Award-winning author, international speaker, and former radio show personality.
Avoiding age is no longer a Hollywood phenomenon. With the advent of cosmetic procedures, anyone can look younger. Getting a facelift is as easy as applying for a credit card (and in most cases, better interest rates and payments terms). But, I have noticed something more about the way people are approaching aging and health.
Admittedly, there are a lot of women getting cosmetic procedures to reduce, nip, tuck, lift, and enhance. I have read that the cosmetic surgery is a 60 billion dollar industry. Clearly, there are a whole lot of people addressing this issue with a surgeon. As a culture, we are without question committed to maintaining our youth. However, there are others of us who have taken a different approach and indulge in less invasive, effective beauty treatments such as drinking water, eating right, stress-management, positive thought, meditation, and enjoying life.
Granted, there is a genetic component to some of this aging business.
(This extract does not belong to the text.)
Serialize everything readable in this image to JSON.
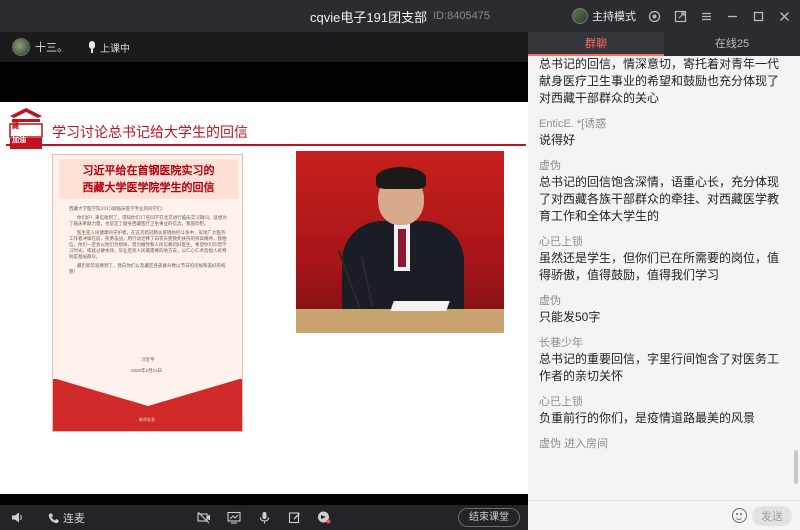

The thing is that now, people aren’t surrendering to their health, age, or genetic predisposition. In the last ten years, I have seen people take a more proactive approach to their health and well-being. They are finding different ways to deal with their challenges. Many are making more conscientious choices about their food, skin care products, and overall lifestyles. We are eating organic and living more holistically.
I think one of the biggest components to the new attitude about aging is all the options available to keep ourselves in our prime. But I believe the real key is, “How old would you be if you didn’t know how old you were?” This question highlights the idea that our thoughts about aging are one of the biggest determining factors in actual physiological process. We are learning through science that our thoughts, brain wave patterns, and neuorsynaptic connections are significant contributing factors in our overall health and well-being.
It wasn’t that long ago when some women had the idea that their 50s were reserved for grieving the past and recounting a long list of “I should haves” all while resigning themselves to their “fate.” This ideology is clearly on its way out as women today are more active, health conscious, and vibrant. Women are changing their attitudes about age. I am sure there is some Hollywood influence in our outlooks. But as a culture, we are not only embracing this fact, we are seeing it everywhere we look. In general, we are adopting more of an Eastern philosophy about the idea of “old.” Age is becoming more synonymous with wisdom and beauty. Even the modeling industry is extending the careers of the classic beauties well beyond their 30s.
The thing that I see in common with all the fabulous 40s, 50s, (and beyond) are their attitude about aging. It seems that many women are realizing that putting their focus on the aging process becomes not only useless, but damaging. Age is simply a number. But it doesn’t have to define you. It doesn’t have to be your calling card, a damning sentence, or a countdown to your final hours.
From I can observe, it is what is on inside of us that radiates on the outside. Inner peace, happiness, confidence, and surrender are what you see on the faces of the truly beautiful women. This is when people begin to look at you and look past any wrinkles only to see an inexplicable radiance that no surgery or 24k gold-flecked; placenta infused face cream can give you. Mark Twain had this all figured out a long time ago when he said, “Age is an issue of mind over matter. If you don’t mind, it doesn’t matter.”